Bakınız, dünkü medyada yayımlanan “Fuhuş Operasyonundan kozmik askeri bilgiler ve fişleme kayıtları çıktı” başlıklı haber şöyle;

“İzmir Organize Suçlarla Mücadele Polisi tarafından 9 ilde eş zamanlı düzenlenen ve 9’u muvazzaf asker 28 kişinin gözaltına alındığı operasyonla ilgili detaylar ortaya çıkmaya başladı.

İddialara göre operasyonda gözaltına alınan muvazzaf askerlerden ikisinin Ankara’daki Jandarma Genel Komutanlığında görevli Albay..

Birinin Zonguldak’ta görevli Denizci Yarbay, birinin İzmir’de görevli Havacı Binbaşı, diğerleri Karacı Yüzbaşı ve Astsubay, Marmaris’te ise Denizci Yüzbaşı ve Üsteğmenin yanı sıra Sahil Güvenlikte görevli Üsteğmen.

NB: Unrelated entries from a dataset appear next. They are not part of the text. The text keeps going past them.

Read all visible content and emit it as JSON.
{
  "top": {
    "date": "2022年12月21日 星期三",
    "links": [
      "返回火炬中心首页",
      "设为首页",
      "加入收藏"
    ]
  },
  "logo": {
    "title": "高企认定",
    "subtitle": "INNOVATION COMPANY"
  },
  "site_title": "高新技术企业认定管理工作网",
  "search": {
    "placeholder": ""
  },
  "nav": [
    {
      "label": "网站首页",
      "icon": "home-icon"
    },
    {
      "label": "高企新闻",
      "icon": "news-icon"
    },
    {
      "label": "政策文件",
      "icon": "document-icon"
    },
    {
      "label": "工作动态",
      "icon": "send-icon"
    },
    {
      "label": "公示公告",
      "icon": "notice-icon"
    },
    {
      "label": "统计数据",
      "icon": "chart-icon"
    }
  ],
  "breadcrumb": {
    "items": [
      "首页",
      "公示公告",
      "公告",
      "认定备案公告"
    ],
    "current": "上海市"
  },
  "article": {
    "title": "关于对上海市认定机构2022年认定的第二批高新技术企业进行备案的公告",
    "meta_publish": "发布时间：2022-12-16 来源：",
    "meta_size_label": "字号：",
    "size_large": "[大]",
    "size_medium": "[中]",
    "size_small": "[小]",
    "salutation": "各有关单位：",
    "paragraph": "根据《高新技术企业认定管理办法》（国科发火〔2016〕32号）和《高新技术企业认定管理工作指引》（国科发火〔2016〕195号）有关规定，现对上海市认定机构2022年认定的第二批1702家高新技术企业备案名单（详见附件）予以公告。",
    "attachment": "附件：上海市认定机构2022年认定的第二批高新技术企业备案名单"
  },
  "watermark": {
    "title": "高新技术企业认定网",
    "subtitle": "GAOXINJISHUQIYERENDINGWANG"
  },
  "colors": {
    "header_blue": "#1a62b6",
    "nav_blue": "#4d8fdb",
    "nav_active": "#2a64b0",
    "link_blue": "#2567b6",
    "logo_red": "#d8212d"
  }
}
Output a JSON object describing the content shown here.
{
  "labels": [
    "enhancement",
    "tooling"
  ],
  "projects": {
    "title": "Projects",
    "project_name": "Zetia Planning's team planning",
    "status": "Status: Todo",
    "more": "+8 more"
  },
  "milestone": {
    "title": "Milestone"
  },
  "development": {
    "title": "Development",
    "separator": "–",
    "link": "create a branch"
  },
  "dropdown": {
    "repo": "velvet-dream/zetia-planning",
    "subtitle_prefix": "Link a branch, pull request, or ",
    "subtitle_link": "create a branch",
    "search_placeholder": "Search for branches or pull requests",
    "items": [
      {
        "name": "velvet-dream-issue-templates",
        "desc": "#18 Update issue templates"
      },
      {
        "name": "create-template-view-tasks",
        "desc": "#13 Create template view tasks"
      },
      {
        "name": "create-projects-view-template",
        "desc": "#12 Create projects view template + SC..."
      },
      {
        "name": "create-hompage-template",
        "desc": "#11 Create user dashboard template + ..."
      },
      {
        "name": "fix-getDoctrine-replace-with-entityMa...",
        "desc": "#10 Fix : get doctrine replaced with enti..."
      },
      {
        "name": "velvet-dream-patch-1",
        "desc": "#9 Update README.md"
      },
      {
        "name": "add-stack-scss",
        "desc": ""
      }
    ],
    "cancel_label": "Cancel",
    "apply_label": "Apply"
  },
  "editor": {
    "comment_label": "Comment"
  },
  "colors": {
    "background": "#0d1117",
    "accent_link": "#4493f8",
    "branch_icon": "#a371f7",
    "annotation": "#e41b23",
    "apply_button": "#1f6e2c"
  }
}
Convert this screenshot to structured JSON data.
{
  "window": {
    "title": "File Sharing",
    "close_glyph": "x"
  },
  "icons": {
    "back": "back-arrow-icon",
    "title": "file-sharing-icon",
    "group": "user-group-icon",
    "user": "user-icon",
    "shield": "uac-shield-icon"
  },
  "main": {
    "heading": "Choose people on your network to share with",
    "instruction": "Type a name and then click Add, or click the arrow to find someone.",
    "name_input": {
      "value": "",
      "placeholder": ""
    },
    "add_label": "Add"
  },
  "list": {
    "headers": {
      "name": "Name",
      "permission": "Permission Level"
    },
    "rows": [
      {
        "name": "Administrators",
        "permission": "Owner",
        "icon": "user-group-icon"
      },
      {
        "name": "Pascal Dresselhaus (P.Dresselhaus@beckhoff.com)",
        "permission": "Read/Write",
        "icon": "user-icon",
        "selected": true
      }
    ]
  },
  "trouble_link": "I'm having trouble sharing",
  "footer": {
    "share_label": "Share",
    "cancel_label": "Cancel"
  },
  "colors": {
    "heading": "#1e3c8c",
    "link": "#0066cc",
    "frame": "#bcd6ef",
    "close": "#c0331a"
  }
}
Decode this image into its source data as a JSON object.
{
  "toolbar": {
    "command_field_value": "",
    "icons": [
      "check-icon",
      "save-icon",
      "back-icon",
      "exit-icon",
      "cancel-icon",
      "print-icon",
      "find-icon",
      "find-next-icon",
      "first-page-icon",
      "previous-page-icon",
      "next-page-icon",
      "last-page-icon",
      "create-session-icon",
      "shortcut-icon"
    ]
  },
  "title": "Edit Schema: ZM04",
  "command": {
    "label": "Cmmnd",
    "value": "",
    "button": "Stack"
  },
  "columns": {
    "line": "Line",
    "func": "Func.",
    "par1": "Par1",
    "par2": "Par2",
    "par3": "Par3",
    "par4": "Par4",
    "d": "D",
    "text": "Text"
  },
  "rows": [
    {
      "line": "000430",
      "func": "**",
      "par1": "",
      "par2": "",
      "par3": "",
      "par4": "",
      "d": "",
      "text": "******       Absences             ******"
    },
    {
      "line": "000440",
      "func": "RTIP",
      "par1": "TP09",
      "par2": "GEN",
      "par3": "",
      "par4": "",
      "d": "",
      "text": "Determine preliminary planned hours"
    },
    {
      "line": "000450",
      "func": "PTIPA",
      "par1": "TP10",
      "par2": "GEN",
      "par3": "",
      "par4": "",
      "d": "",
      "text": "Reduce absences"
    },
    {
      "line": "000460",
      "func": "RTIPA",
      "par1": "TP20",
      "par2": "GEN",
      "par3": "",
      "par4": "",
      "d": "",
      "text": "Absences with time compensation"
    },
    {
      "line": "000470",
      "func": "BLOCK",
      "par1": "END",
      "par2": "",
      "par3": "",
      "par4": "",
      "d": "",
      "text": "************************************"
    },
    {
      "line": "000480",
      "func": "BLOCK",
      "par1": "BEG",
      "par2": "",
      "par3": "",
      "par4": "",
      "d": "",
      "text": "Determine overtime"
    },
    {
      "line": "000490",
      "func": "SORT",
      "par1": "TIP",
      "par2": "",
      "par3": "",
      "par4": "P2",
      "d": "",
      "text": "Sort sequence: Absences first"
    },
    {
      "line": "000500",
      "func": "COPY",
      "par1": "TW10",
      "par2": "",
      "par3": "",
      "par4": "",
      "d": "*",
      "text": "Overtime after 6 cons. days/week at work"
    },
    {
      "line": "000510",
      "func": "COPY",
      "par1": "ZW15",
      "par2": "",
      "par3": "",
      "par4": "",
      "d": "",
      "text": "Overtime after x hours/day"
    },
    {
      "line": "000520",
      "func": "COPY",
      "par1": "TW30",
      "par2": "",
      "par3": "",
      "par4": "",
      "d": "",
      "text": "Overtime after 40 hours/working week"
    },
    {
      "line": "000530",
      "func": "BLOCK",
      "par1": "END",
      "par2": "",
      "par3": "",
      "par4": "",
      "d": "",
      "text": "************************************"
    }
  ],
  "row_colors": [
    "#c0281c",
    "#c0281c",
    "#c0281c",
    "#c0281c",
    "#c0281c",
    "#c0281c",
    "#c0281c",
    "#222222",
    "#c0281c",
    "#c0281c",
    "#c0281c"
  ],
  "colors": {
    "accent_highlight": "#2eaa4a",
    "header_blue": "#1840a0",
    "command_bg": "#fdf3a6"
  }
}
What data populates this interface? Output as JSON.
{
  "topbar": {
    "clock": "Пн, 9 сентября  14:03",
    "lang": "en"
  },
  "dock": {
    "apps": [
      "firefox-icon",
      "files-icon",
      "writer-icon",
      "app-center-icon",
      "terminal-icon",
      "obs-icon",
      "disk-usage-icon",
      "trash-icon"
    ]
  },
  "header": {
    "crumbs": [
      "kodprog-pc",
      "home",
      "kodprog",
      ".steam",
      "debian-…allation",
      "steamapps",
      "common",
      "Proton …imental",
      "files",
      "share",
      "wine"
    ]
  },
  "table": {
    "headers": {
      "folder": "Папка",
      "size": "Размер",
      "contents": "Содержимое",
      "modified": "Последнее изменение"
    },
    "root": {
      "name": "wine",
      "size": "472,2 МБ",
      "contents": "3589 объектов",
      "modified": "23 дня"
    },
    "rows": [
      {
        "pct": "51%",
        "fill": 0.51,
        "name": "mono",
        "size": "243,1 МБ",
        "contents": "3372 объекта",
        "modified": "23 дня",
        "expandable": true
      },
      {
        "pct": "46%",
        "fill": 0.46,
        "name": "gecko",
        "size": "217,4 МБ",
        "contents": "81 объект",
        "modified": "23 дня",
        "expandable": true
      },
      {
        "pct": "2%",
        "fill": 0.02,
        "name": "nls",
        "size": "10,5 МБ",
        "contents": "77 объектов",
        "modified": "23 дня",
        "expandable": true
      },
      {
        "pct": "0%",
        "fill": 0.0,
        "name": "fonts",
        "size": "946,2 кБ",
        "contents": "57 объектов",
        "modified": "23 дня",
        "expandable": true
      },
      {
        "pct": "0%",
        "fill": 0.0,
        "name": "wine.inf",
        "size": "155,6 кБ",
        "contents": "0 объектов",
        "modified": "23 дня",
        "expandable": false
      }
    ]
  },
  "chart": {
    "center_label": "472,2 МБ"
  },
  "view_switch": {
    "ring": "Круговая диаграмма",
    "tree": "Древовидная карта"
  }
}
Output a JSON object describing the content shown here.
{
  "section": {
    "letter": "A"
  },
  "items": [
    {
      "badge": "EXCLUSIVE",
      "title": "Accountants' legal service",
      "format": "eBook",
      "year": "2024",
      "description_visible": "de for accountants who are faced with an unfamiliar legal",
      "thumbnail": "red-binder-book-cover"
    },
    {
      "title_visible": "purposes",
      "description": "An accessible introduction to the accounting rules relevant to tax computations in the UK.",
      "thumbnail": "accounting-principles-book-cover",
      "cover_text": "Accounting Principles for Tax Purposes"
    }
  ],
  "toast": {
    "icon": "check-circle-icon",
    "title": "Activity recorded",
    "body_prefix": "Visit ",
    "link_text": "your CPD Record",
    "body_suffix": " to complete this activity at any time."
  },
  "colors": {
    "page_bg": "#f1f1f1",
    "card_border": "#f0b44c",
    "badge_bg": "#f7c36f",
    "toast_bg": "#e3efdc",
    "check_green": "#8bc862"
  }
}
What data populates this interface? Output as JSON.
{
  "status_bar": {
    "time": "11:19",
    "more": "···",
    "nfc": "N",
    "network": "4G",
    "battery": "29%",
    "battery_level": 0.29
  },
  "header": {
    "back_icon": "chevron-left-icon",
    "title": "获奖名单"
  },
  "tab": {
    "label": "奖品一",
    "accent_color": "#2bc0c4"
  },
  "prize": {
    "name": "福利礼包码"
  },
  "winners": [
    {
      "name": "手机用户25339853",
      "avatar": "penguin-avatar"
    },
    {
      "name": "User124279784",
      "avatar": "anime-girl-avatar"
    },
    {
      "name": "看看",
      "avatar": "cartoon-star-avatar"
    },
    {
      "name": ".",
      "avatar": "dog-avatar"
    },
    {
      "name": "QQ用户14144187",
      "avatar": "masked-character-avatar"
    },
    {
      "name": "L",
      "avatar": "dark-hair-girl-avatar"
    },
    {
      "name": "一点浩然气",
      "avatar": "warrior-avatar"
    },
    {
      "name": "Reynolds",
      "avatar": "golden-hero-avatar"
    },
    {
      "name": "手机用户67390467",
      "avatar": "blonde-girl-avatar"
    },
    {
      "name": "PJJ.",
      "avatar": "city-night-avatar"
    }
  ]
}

Gözaltına alınan 26 kişiden 5’inin fuhuş yapan kadın, diğerinin ise fuhşa aracılık eden kişiler olduğu ileri sürüldü.

Zanlıların evlerinde yapılan aramalarda ise askeri kozmik bilgi oldukları değerlendirilen çok sayıda belge ele geçirildi, ele geçirilen bazı fişleme kayıtlarına da el konuldu”

Haberin en ilginç bölümü de şöyle;

“Şebeke elebaşı genç kız askeri birliklere Üsteğmen gibi girmiş.

Şebeke elebaşı olduğu iddia edilen üniversite öğrencisi N.K’nın evinde yapılan aramada Üsteğmen rütbesi bulunan askeri üniforma ve sahte bir Üsteğmen kimlik kartı bulundu”

***

İşte bakınız, sevgili okurlar.

İnsanın dudaklarını uçuklatan bu tür olaylar başta ifade ettiğim gibi, Ortaçağ karanlığından küfrün ve putçuluğun temel anlayışının birer uzantısı maalesef Türk Silahlı Kuvvetlerimizin bünyesine kadar girmiştir.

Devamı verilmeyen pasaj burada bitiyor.